Giving Compass' Take:

• Ananya Garg at YES! Magazine reports on new teaching methods that focus on building up students from all backgrounds and cultures and undoing generations of discrimination and erasure.

• How can teachers be better empowered to include all of their students? How can curriculum be designed to foster inclusion? 

Here are 5 ways to build real teacher-student connections. 


High school students enter a classroom at Rainier Beach High School in Seattle on an October morning. They sit at their desks, but they’re soon asked to rearrange their chairs into a circle. Today is Thursday, which means they’ll be having their weekly class in restorative justice.

James Williams, the teacher, leads the students in a warmup game: the students pair off and play rock, paper, scissors—except when one student wins, the other becomes their cheerleader. This repeats through several rounds until teams of students are cheering on their classmates in a final championship bout.

Afterward, the students gather in a circle for conversation, passing around a talking piece—a small object like an animal figure or a bottle of essential oil—to focus everyone’s attention on the speaker.

“Who do you respect?” Williams asks to begin the conversation.

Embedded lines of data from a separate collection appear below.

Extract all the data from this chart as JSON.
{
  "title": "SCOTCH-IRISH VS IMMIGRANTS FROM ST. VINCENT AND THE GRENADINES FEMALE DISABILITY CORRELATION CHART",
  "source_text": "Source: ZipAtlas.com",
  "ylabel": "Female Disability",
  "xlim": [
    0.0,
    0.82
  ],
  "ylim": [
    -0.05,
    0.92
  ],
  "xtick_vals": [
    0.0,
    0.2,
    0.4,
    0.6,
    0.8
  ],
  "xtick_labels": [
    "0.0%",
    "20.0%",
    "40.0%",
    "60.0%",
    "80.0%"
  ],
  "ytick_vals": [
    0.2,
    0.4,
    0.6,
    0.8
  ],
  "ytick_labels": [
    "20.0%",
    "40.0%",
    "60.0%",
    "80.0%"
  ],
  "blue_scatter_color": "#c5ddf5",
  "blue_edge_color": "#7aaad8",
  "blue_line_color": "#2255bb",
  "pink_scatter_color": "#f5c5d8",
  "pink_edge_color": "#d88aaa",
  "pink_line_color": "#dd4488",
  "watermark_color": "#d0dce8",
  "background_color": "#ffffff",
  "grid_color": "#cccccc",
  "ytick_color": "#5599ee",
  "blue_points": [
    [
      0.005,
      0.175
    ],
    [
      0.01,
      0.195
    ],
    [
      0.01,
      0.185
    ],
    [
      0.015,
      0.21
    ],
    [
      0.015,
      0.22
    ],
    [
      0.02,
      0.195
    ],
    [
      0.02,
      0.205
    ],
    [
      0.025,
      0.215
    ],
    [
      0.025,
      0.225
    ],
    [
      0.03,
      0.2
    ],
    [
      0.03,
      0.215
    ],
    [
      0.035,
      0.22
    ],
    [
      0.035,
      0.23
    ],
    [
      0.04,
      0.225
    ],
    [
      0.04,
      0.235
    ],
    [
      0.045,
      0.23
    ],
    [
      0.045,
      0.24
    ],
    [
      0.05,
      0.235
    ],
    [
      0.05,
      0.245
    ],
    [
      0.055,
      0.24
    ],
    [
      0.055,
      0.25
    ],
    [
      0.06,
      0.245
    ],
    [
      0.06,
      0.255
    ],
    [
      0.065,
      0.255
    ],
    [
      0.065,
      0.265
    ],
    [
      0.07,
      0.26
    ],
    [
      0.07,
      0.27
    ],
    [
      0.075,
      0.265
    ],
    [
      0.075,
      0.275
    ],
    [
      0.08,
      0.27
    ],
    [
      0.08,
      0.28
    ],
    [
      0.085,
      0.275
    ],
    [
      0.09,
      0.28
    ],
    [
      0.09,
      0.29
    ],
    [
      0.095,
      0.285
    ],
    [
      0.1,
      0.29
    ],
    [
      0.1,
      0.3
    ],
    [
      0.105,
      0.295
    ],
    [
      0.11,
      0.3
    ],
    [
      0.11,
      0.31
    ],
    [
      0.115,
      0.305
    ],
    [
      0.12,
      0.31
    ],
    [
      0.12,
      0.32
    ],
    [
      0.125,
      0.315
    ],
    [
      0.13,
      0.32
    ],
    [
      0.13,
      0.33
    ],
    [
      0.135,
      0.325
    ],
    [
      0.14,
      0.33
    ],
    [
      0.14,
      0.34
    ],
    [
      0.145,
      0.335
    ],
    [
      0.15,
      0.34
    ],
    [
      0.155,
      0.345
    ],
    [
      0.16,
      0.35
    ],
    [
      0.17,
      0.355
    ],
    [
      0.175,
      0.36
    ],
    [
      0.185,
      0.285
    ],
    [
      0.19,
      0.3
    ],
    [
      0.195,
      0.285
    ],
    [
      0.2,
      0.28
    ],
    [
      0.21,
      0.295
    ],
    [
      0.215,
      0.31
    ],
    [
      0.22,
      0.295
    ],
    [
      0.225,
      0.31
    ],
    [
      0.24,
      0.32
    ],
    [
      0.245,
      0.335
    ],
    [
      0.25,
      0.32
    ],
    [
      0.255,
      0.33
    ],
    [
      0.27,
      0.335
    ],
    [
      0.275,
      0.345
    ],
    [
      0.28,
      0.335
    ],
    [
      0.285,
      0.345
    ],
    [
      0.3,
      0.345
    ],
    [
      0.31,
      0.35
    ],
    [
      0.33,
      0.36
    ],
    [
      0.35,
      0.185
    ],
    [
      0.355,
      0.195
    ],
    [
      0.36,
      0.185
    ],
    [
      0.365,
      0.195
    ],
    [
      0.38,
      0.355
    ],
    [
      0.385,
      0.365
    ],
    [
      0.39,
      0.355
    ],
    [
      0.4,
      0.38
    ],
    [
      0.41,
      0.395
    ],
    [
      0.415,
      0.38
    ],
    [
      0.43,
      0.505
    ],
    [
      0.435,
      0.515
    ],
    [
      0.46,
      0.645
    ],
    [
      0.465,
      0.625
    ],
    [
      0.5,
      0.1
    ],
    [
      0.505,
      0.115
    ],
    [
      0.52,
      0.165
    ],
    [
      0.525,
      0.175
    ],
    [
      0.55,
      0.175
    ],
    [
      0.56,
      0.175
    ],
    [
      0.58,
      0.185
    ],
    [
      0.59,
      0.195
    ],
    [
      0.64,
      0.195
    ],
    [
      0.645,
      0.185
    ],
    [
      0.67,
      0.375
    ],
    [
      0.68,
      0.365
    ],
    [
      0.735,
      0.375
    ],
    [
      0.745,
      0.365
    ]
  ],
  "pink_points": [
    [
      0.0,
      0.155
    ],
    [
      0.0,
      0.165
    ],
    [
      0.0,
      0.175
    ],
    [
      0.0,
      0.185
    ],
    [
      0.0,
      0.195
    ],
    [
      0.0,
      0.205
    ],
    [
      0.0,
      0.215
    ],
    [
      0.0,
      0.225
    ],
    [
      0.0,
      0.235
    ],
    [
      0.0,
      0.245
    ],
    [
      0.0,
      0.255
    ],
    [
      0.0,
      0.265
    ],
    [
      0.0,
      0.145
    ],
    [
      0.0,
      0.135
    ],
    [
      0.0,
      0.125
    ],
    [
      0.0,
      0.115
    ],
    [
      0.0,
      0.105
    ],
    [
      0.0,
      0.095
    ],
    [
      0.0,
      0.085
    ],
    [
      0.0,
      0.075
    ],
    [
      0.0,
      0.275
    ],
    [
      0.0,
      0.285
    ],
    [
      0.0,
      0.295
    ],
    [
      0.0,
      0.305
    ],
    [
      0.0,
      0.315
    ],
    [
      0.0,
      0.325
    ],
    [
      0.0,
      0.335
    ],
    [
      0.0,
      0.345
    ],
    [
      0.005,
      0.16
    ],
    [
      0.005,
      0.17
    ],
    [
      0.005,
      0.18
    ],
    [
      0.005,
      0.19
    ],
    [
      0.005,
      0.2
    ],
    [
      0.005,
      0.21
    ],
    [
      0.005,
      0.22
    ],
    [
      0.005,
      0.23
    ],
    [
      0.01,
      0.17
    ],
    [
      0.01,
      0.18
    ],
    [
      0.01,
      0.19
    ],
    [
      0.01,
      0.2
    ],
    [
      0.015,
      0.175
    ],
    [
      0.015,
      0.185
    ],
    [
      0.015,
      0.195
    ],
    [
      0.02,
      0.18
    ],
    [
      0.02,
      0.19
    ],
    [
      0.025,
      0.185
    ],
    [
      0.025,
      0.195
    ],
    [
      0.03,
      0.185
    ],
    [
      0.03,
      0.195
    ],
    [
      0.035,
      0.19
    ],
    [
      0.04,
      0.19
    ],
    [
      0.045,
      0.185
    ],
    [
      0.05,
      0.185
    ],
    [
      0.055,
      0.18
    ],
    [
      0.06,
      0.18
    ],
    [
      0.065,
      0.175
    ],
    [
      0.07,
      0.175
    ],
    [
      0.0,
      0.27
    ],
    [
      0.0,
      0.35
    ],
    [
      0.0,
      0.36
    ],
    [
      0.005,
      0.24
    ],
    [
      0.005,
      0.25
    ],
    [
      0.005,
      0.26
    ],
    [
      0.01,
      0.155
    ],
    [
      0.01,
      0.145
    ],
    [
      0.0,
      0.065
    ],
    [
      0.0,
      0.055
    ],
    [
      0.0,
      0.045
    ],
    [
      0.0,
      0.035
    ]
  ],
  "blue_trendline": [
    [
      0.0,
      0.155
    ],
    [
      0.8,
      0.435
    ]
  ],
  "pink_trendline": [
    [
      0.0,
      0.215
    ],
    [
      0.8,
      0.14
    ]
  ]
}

“My parents,” “my sister,” “my best friend” come the responses.

“Who do you know that respects you?” Williams asks his next question.

“My younger brother,” one student says. “My friends,” says another.

This leads into a conversation about respect—in the circle, among friends and families, and in the community—and why it’s important, and how it can be lost and earned.

What Williams, the restorative justice coordinator at the school, is doing in the classroom aligns with an educational theory gaining traction in schools across the country.